Block manager report
1 data directories: /data/kudu/data
Total live blocks: 1933969
Total live bytes: 61130157258
Total live bytes (after alignment): 66793267200
Total number of LBM containers: 906 (354 full)
Total missing blocks: 0
Total orphaned blocks: 514 (0 repaired)
Total orphaned block bytes: 609251411 (0 repaired)
Total full LBM containers with extra space: 37 (0 repaired)
Total full LBM container extra space in bytes: 2317418496 (0 repaired)
Total incomplete LBM containers: 0 (0 repaired)
Total LBM partial records: 0 (0 repaired)

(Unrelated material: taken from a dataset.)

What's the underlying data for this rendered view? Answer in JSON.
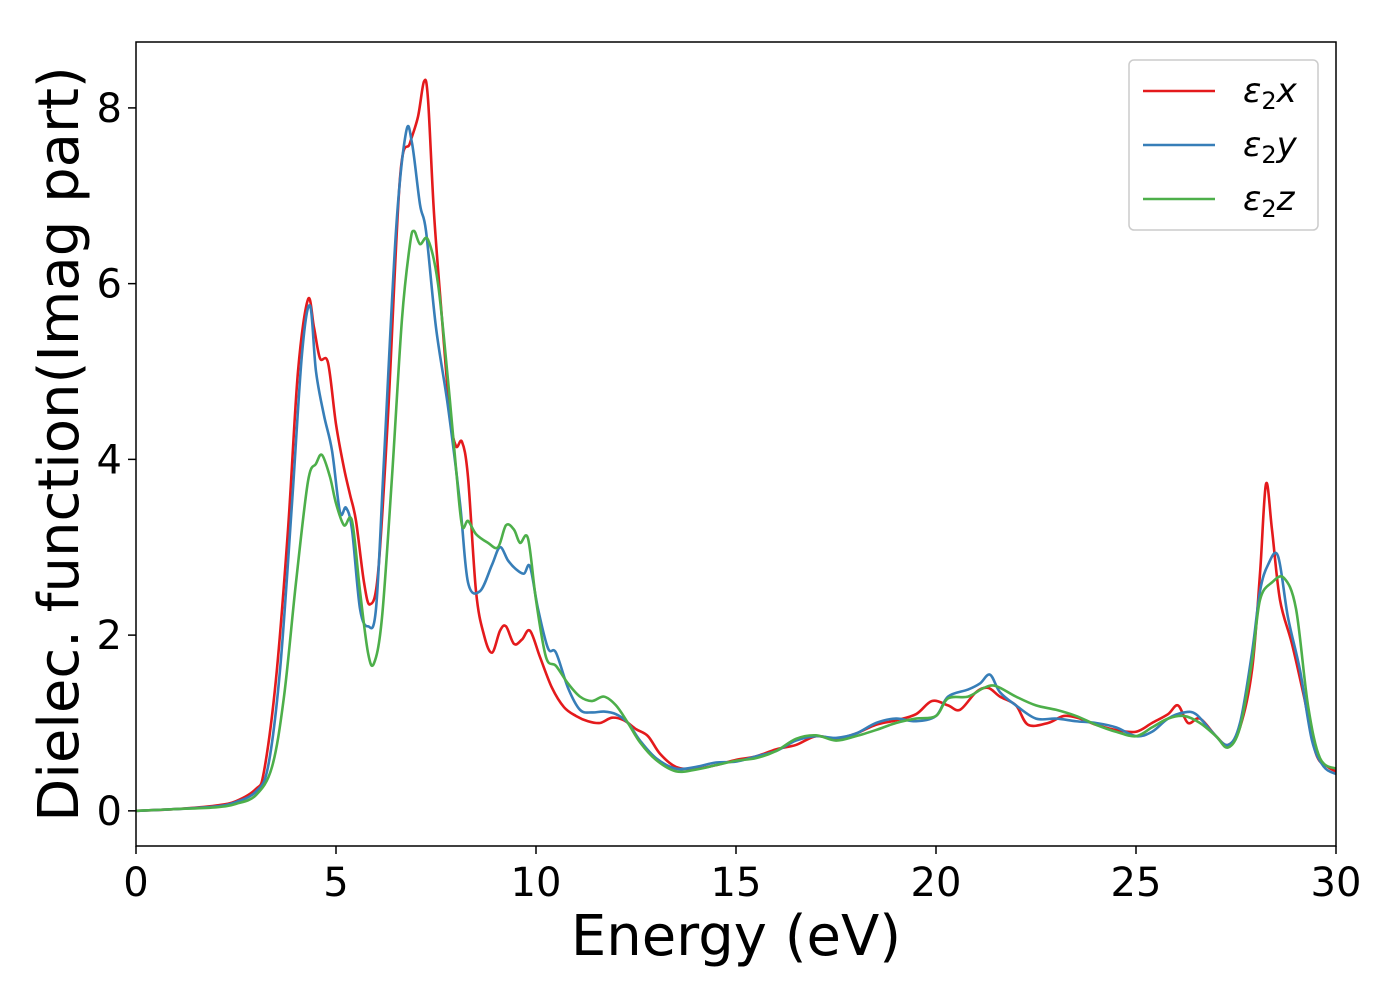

The heap sample contains a surprising entry: "kudu HdrHistogram Init 4502.0 (54.4%)". Maybe I miss something, but it looks like an utility to collect some usage metrics. Why it consumed more than 50% of the memory allocated to the tablet server?

Cloudera Employee
Posts: 37
Registered: ‎11-12-2013

Re: Kudu tablet servers - who eats memory?

That is interesting. How many tablets are hosted by this tablet server?
Posts: 11
Registered: ‎02-27-2019

Re: Kudu tablet servers - who eats memory?

[ Edited ]

16812 tablets.

I see in the Known Issues, that the recommended value is 1000 tablets per tablet server. Maybe this is the cause of the problem.

Cloudera Employee
Posts: 37
Registered: ‎11-12-2013

Re: Kudu tablet servers - who eats memory?

Indeed, there's going to be a significant amount of memory consumed just as overhead to support that number of tablets.

So you should either reduce the number of tablets per tserver, or increase the amount of RAM available to Kudu on those heavily-loaded machines.